Servers store files and databases, including complex applications and websites. Servers typically feature higher-powered central processors, more memory, and larger disk drives than client devices.

Client-Server Applications

The client-server model organizes network traffic using a client application and client devices. Network clients send messages to a server to make requests of it. Servers respond to clients by acting on each request and returning the results. One server supports many clients, and multiple servers can be networked together in a server pool to handle increased processing loads as the number of clients grows.

A client computer and a server computer are two separate units of hardware, each customized for a designed purpose. For example, a web client works best with a large screen display, while a web server doesn't need a display and can be located anywhere in the world.

In some cases, however, a device can function as a client and a server for the same application. Additionally, a device that is a server for one application can simultaneously act as a client to other servers for different applications.

Some of the most popular applications on the internet follow the client-server model, including email, FTP, and web services. Each of these clients features a graphic or text-based user interface and a client application that connects the client to the server. In the case of email and FTP, users enter a computer name (or an IP address) into the interface to set up a connection to the server.

Local Client-Server Networks

Many home networks use client-server systems on a small scale. Broadband routers, for example, contain DHCP servers that provide IP addresses to the home computers, the DHCP clients. Other types of network servers found in a home include print servers and backup servers.

Advantages of the Client-Server Model

The client-server model of networking was initially developed to share access to database applications with many users. Compared to the mainframe model, client-server networking has better flexibility because connections can be made on-demand and as needed rather than being fixed.

The client-server model supports modular applications that can make the job of creating software easier. In the two-tier and three-tier types of client-server systems, software applications are separated into modular components, and each component is installed on clients or servers specialized for that subsystem.

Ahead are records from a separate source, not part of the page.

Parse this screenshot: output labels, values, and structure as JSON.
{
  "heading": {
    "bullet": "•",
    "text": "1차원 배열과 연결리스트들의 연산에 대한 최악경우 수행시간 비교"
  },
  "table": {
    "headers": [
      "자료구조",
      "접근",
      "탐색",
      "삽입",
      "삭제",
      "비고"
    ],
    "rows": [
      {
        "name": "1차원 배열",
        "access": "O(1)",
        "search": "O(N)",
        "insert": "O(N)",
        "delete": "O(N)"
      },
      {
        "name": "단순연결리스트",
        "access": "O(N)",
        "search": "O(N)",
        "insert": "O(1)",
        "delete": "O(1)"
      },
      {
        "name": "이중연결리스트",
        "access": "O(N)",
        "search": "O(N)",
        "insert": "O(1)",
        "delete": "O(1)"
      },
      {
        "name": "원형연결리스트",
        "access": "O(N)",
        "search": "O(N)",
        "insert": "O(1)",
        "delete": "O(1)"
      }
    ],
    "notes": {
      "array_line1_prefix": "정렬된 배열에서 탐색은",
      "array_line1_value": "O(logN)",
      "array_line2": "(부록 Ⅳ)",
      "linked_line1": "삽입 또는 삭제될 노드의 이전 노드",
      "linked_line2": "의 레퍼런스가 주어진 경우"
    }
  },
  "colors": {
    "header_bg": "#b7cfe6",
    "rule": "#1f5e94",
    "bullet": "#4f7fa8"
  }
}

Client-Server vs. Peer-to-Peer

Client-server networking is one approach to managing network applications. The primary alternative to client-server networking, peer-to-peer networking, treats all devices as having equivalent capability rather than specialized client or server roles.

Compared to client-server networks, peer-to-peer networks offer advantages such as flexibility in expanding the network to handle a large number of clients. Client-server networks offer advantages over peer-to-peer networks such as the ability to manage applications and data in a centralized location.